Elle entendait son cœur galoper dans sa poitrine, lorsque d’un bond elle sautait du réservoir à eau jusqu’à la basse cour, en contrebas.

Un jour, la piqûre d’un insecte l’épingla sur le sable, en pleine acrobatie. Elle frottait l’endroit douloureux avec sa main, et attendait seule, sous les regards affamés de ceux qui ne se montraient jamais en entier. Mehria, comme tombé du ciel, était apparu : il était descend en courant de sa voiture, sans couper le moteur et sans prendre le temps comme il le faisait d’ordinaire, d’ouvrir le portail du jardin.

 

La portant dans ses bras, Mehria avait eu de nouveau ce regard fébrile et glaçant de varan dans le désert. Il lui avait demandé en arabe si elle avait mal, elle ne l’avait pas compris avec exactitude mais elle avait deviné la question et lui avait répondu dans sa langue : « Le’, le’… », le rassurant au sujet de ce cette piqûre qui était anodine.

« Merci » et « non » étaient les seuls mots qu’elle avait appris et qui lui servaient en toute occasion ou presque. Quand Zaouf, la nourrice octogénaire de son amant entrait le matin pour lui apporter des draps de bain, elle s’enfonçait sous les couvertures, murmurant ce « non » revêche jusqu’à ce qu’on lui remplace les draps de chanvre originaires par de véritables serviettes de toilette.

Quand elle sortait dans le souk avec Zaouf, les femmes berbères se tenant sur le sol près de leur dune de dattes l’empêchaient presque d’avancer en tendant leurs bras chargés de marchandises, mais elle disait « merci » en regardant droit devant et toujours répétant ces syllabes jusqu’à en perdre totalement le sens.

Dans ce labyrinthe, il lui semblait perdre le souffle, l’Afrique se vengeait, devenait menaçante, l’hypnotisait autrement que ne le faisait Mehria avec son regard de varan. Le matin, au bazar, l’Afrique ne pariait pas deux sous sur la femme occidentale qu’elle avait été. À présent, elle était seule, sans sefsari et sans enfants à tirer derrière elle entre les étals de légumes.

 

Après la piqûre de l’insecte, elle avait passé deux nuits à délirer. Mehria la veillait, immobile, et, à un moment donné, elle avait bien cru qu’elle mourrait avant que l’Afrique soit à elle, avant qu’elle lui entrât par les pores et qu’elle circulât dans ses veines avec Mehria tout entier. Alors, elle avait éprouvé un profond, un infini désir de revoir les versants du mont Sarrah, ses touffes d’herbe jaunie, son soleil comme une flamme et la façon qu’avait l’Arabe de l’allonger sur le dos, de la posséder du regard, à la manière d’un rapace prêt pour la chasse.
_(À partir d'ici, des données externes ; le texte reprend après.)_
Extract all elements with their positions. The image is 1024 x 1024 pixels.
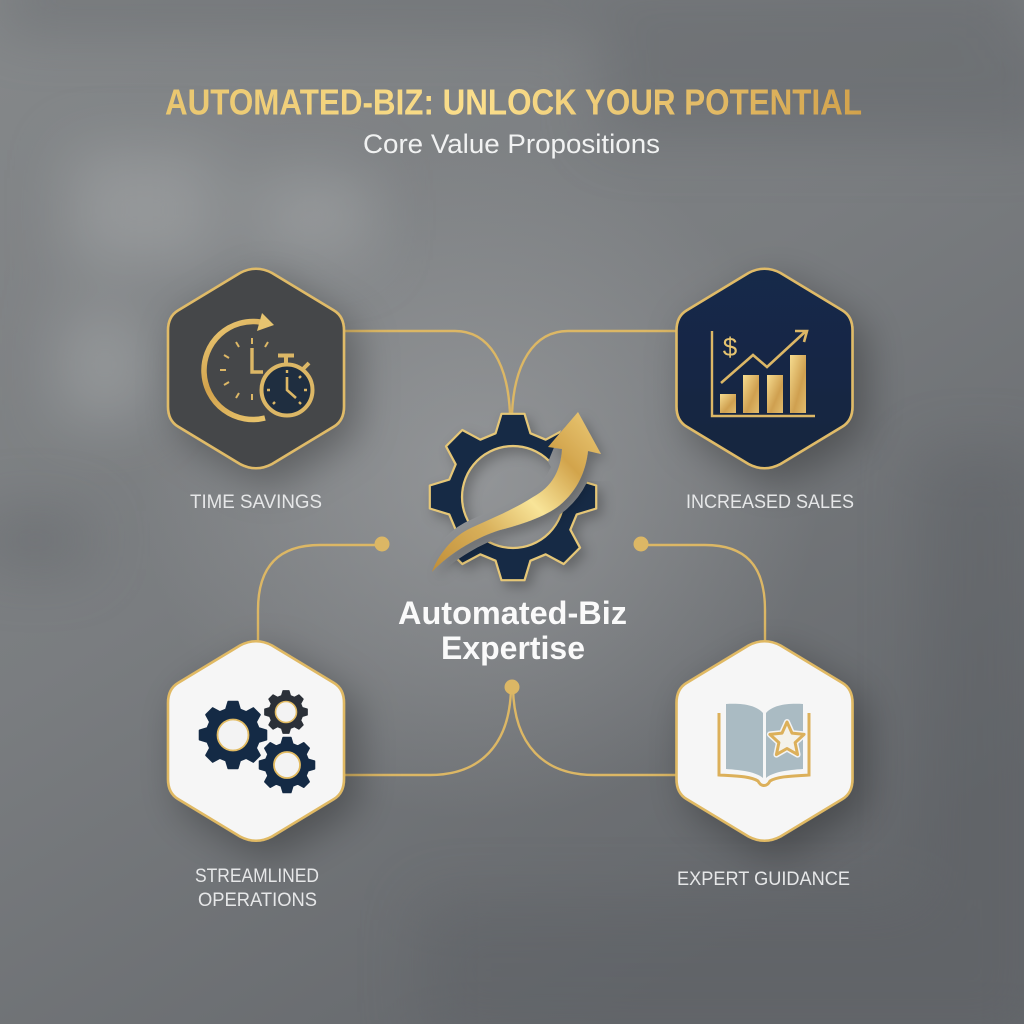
center label xyxy=(398,595,627,666)
icon: growth bar chart: $ xyxy=(723,332,738,362)
panel: streamlined operations hexagon xyxy=(168,641,344,841)
connectors xyxy=(258,331,765,775)
icon: growth bar chart xyxy=(712,331,815,416)
center label: Automated-Biz xyxy=(398,595,627,631)
panel: time savings hexagon xyxy=(168,269,344,468)
title: AUTOMATED-BIZ: UNLOCK YOUR POTENTIAL xyxy=(165,82,862,122)
panel: expert guidance hexagon xyxy=(676,641,852,841)
central gear and arrow icon xyxy=(430,412,601,580)
label: streamlined operations xyxy=(195,866,319,911)
label: expert guidance: EXPERT GUIDANCE xyxy=(677,869,850,890)
label: increased sales: INCREASED SALES xyxy=(686,492,854,513)
label: time savings: TIME SAVINGS xyxy=(190,492,322,513)
label: streamlined operations: STREAMLINED xyxy=(195,866,319,887)
subtitle: Core Value Propositions xyxy=(363,129,660,159)
icon: open book with star xyxy=(719,704,809,786)
icon: clock and stopwatch xyxy=(204,313,312,419)
label: streamlined operations: OPERATIONS xyxy=(198,890,317,911)
icon: three gears xyxy=(200,691,314,792)
panel: increased sales hexagon xyxy=(676,269,852,468)
center label: Expertise xyxy=(441,630,585,666)
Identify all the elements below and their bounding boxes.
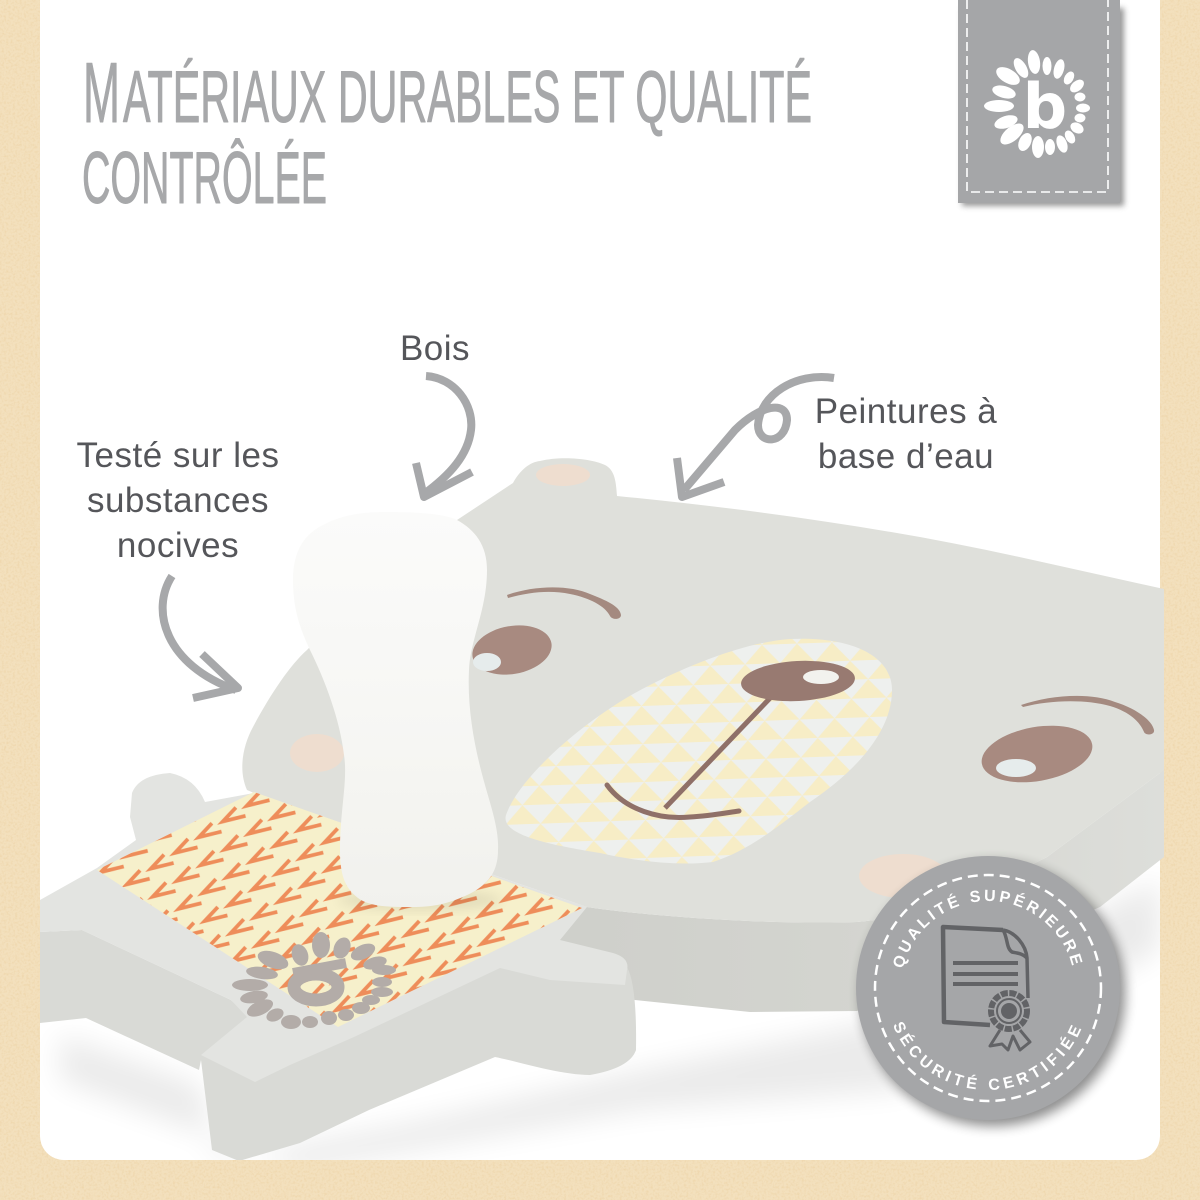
right eye [982,726,1092,782]
label: testé sur les substances nocives [77,441,278,558]
printed logo [232,932,396,1029]
bear body [40,512,636,1161]
label: testé sur les substances nocives: Testé sur les [77,436,279,475]
seal text bottom: SÉCURITÉ CERTIFIÉE [894,1022,1082,1090]
label: peintures à base d'eau [818,397,997,468]
label: peintures à base d'eau: base d’eau [818,437,994,476]
muzzle [506,639,892,864]
icon: brand flower logo: b [1023,70,1067,143]
eyebrows [507,587,1154,734]
arrow: to wood peg [416,376,472,497]
peg shadow [344,892,496,911]
arrow: to bear toy [163,576,238,698]
body top face [40,773,627,1082]
nose and mouth [607,658,856,818]
title [82,46,812,219]
label: bois: Bois [400,329,470,368]
title: M [83,46,120,141]
label: testé sur les substances nocives: substances [87,481,269,520]
bear head [242,458,1164,923]
wooden peg [293,512,498,907]
bear toy photo [40,334,1164,1160]
floor shadow [60,880,1160,1170]
left eye [472,625,552,675]
arrow: to painted head [677,377,834,497]
icon: brand flower logo [984,49,1090,158]
left cheek [290,734,344,772]
label: testé sur les substances nocives: nocives [117,526,239,565]
right cheek [859,854,947,898]
brand tag [958,0,1124,206]
seal text top: QUALITÉ SUPÉRIEURE [894,890,1082,968]
bear head side [520,770,1164,1012]
quality seal [853,854,1133,1134]
chevron patch [97,792,582,1027]
title: CONTRÔLÉE [82,138,327,219]
icon: certificate [943,927,1030,1050]
ear spot [536,464,590,486]
label: peintures à base d'eau: Peintures à [815,392,997,431]
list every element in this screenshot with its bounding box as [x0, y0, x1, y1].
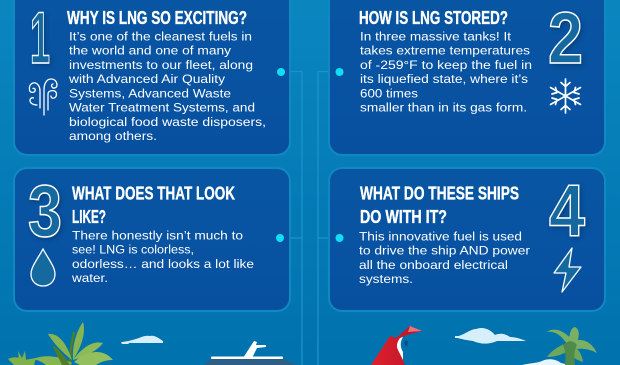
body text [359, 230, 530, 286]
body text: its liquefied state, where it’s [360, 72, 528, 86]
number 3: 3 [28, 171, 62, 252]
body text: with Advanced Air Quality [68, 72, 226, 86]
heading: WHY IS LNG SO EXCITING? [67, 8, 247, 28]
body text: the world and one of many [69, 44, 232, 58]
red funnel [371, 326, 422, 365]
body text: all the onboard electrical [359, 258, 508, 272]
heading: WHAT DOES THAT LOOK [72, 184, 235, 204]
body text: biological food waste disposers, [69, 115, 266, 129]
left cloud [121, 336, 163, 344]
panel: why is LNG so exciting: 1 [30, 0, 50, 79]
body text: Systems, Advanced Waste [69, 86, 231, 100]
panel: what do these ships do [329, 168, 605, 311]
body text: 600 times [360, 86, 418, 100]
heading: HOW IS LNG STORED? [359, 8, 508, 28]
connector lines [280, 72, 339, 365]
number 2: 2 [548, 0, 583, 79]
panel: how is LNG stored [329, 0, 605, 155]
panel: why is LNG so exciting [14, 0, 290, 155]
right palm tree [547, 327, 597, 365]
body text: water. [71, 271, 108, 285]
body text [71, 228, 254, 285]
icon: snowflake [550, 79, 580, 113]
heading: WHAT DO THESE SHIPS [360, 184, 519, 204]
ship [204, 341, 297, 365]
body text: odorless… and looks a lot like [72, 257, 254, 271]
body text: Water Treatment Systems, and [69, 101, 255, 115]
body text: It’s one of the cleanest fuels in [69, 30, 252, 44]
body text: see! LNG is colorless, [72, 243, 194, 257]
icon: steam swirls [29, 79, 57, 115]
ship hull [204, 359, 297, 365]
icon: water drop [31, 249, 55, 286]
body text: among others. [69, 129, 157, 143]
body text: investments to our fleet, along [69, 58, 253, 72]
heading: LIKE? [72, 207, 106, 227]
heading [360, 184, 519, 227]
body text: takes extreme temperatures [360, 44, 530, 58]
icon: lightning bolt [554, 248, 581, 292]
small palm [8, 351, 36, 365]
body text: In three massive tanks! It [360, 30, 512, 44]
connector dots [276, 68, 344, 242]
heading [72, 184, 235, 227]
body text: to drive the ship AND power [359, 244, 530, 258]
body text [360, 30, 532, 115]
left palm tree [8, 322, 113, 365]
body text [68, 30, 266, 143]
ship deck [211, 356, 283, 359]
right cloud [455, 328, 526, 344]
body text: smaller than in its gas form. [360, 101, 527, 115]
number 4: 4 [549, 171, 585, 252]
body text: This innovative fuel is used [359, 230, 522, 244]
body text: of -259°F to keep the fuel in [360, 58, 532, 72]
heading: DO WITH IT? [360, 207, 447, 227]
ship mast [243, 341, 266, 358]
small white clouds [522, 359, 570, 365]
body text: There honestly isn’t much to [72, 228, 243, 242]
body text: systems. [359, 272, 413, 286]
panel: what does that look like [14, 168, 290, 311]
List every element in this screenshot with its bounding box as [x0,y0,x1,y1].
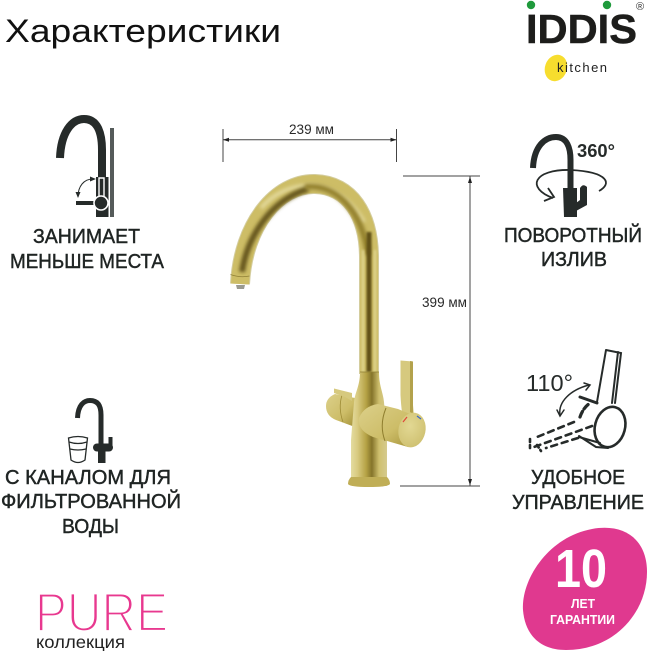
dimension: width 239 mm [223,121,396,162]
badge: 10 year warranty [523,528,647,650]
badge: 10 year warranty: ГАРАНТИИ [550,613,615,627]
label: filtered water channel: ВОДЫ [62,516,119,538]
label: swivel spout: ПОВОРОТНЫЙ [504,223,642,247]
badge: 10 year warranty: 10 [555,539,607,599]
dimension: height 399 mm [400,176,480,486]
faucet base [348,477,390,487]
logo: IDDIS kitchen: ® [636,1,644,13]
label: filtered water channel: С КАНАЛОМ ДЛЯ [5,467,171,489]
label: saves space: МЕНЬШЕ МЕСТА [10,251,165,273]
label: saves space [10,226,165,273]
label: easy control: УДОБНОЕ [531,467,625,489]
label: swivel spout: ИЗЛИВ [541,249,607,271]
label: filtered water channel: ФИЛЬТРОВАННОЙ [1,489,181,513]
collection name: PURE [35,581,168,643]
label: saves space: ЗАНИМАЕТ [33,226,140,248]
icon: 360 degree swivel [533,137,615,217]
label: easy control: УПРАВЛЕНИЕ [512,492,644,514]
right lever [400,360,414,416]
text: 110 degrees: 110° [526,370,573,396]
faucet spout and tube [240,184,375,374]
label: swivel spout [504,223,642,271]
faucet photo [230,184,429,487]
icon: 360 degree swivel: 360° [577,141,615,161]
handle cap [395,410,429,450]
icon: 110 degree lever [530,350,630,451]
logo: IDDIS kitchen [526,1,644,84]
label: filtered water channel [1,467,181,538]
badge: 10 year warranty: ЛЕТ [571,597,595,611]
label: easy control [512,467,644,514]
logo: IDDIS kitchen: kitchen [557,60,607,75]
logo: IDDIS kitchen: IDDIS [526,6,637,52]
right cylinder [359,404,415,447]
dimension: height 399 mm: 399 мм [422,294,467,310]
icon: filtered water faucet and glass [68,400,113,463]
icon: compact faucet near wall [60,119,114,217]
faucet body [351,372,387,480]
title: Характеристики [5,13,281,49]
dimension: width 239 mm: 239 мм [289,121,334,137]
left handle [326,388,355,427]
spout tip [230,274,250,277]
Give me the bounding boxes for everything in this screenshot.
En Afrique, elle avait perdu l’usage des pleurs. Par la porte de la cuisine, elle aperçut Zaouf pétrissant une pita avec ses doigts noirs comme des sarments. Elle était penchée sur la pâte, posant les bords du pain sur les braises ; la lumière du four était si proche qu’elle lui entrait dans les lignes du visage, dans les narines et entre les lèvres qui chuchotaient. Alors seulement, elle comprit que c’était vendredi et que la vieille femme priait. Zaouf était une femme triste et elle priait comme si elle avait pleuré. Ici, toutes les femmes pleuraient sans larmes. Les femmes plus jeunes qu’elle savaient, elles aussi, le faire en silence, dans les cuisines où elles se tenaient pieds nus sur le carrelage.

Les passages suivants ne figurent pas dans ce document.